Dein Interface _Reorderable_ wird nicht von _Table_ implementiert, bzw. nicht vom Tabellenmodell. Die Idee deiner Quelle ist nämlich folgende:

- D&D zu erlauben heißt dass man an beliebiger Stelle in der Tabelle, respektive im Tabellenmodell, Daten einfügen kann.
- Bei diesem Einfügen muss das Tabellenmodell re-organisiert werden, d.h. es müssen z.B. alle Zeilen nach der neu eingefügten nach hinten verschoben werden.
- Das Re-organisieren wird in dem genannten Interface abstrahiert. Es muss also (von dir) implementiert werden.

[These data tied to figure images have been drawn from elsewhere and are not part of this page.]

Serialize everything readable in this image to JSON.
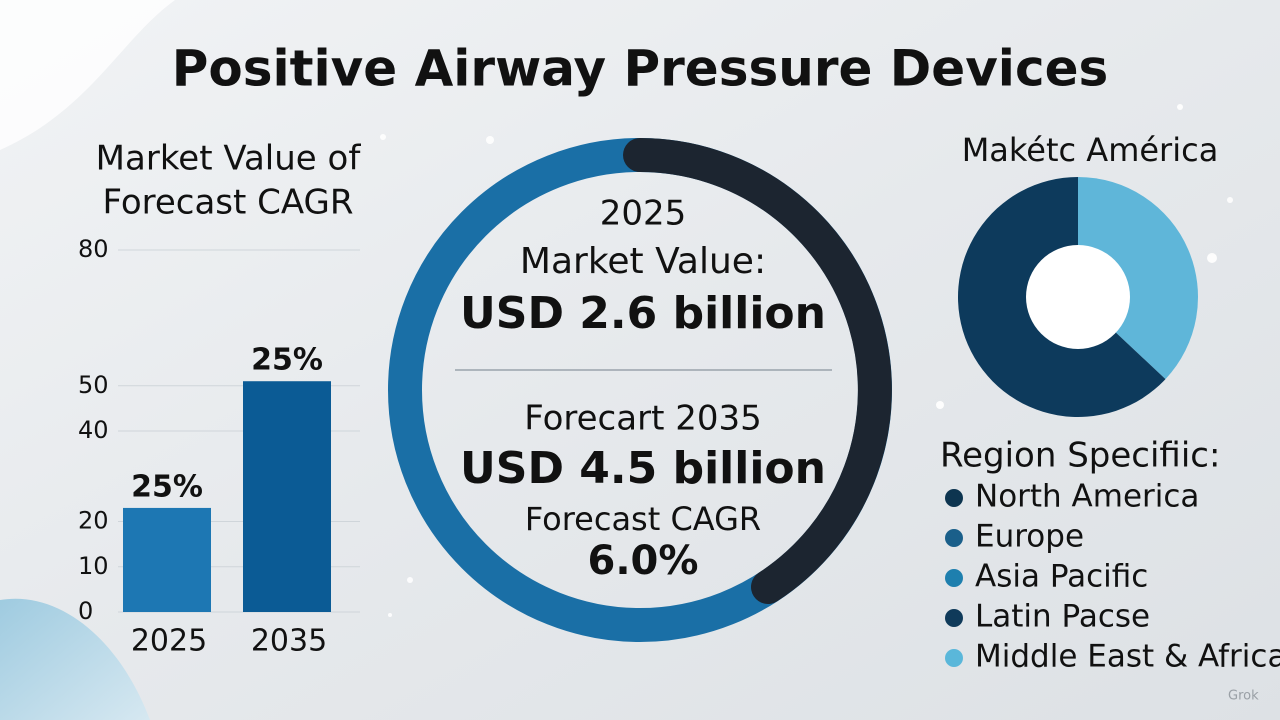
{
  "title": "Positive Airway Pressure Devices",
  "chart_data": [
    {
      "type": "bar",
      "title": "Market Value of",
      "subtitle": "Forecast CAGR",
      "categories": [
        "2025",
        "2035"
      ],
      "values": [
        23,
        51
      ],
      "bar_annotations": [
        "25%",
        "25%"
      ],
      "colors": [
        "#1d77b3",
        "#0b5b95"
      ],
      "ylim": [
        0,
        80
      ],
      "yticks": [
        0,
        10,
        20,
        40,
        50,
        80
      ],
      "grid": true
    },
    {
      "type": "pie",
      "title": "Makétc América",
      "values": [
        37,
        63
      ],
      "colors": [
        "#5fb6d9",
        "#0d3a5c"
      ]
    }
  ],
  "center": {
    "lines": [
      "2025",
      "Market Value:",
      "USD 2.6 billion",
      "Forecart 2035",
      "USD 4.5 billion",
      "Forecast CAGR",
      "6.0%"
    ]
  },
  "legend": {
    "title": "Region Specifiic:",
    "items": [
      {
        "label": "North America",
        "color": "#0d3550"
      },
      {
        "label": "Europe",
        "color": "#1a5f8a"
      },
      {
        "label": "Asia Pacific",
        "color": "#1e7fae"
      },
      {
        "label": "Latin Pacse",
        "color": "#0f3a5a"
      },
      {
        "label": "Middle East & Africa",
        "color": "#5ab7da"
      }
    ]
  },
  "watermark": "Grok"
}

Ok, um ehrlich zu sein ist dein direktes Problem natürlich dass du nicht verstehst, was hier geschieht   Daher ist es natürlich ratsam mit Tabellen und Tabellenmodellen zu beginnen denn letztlich müssen die Daten entsprechend im Modell eingefügt/geändert werden, die Tabelle (JTable) dient nur zur Anzeige. Drag&Drop empfinde ich auch schon ein komplexeres Thema...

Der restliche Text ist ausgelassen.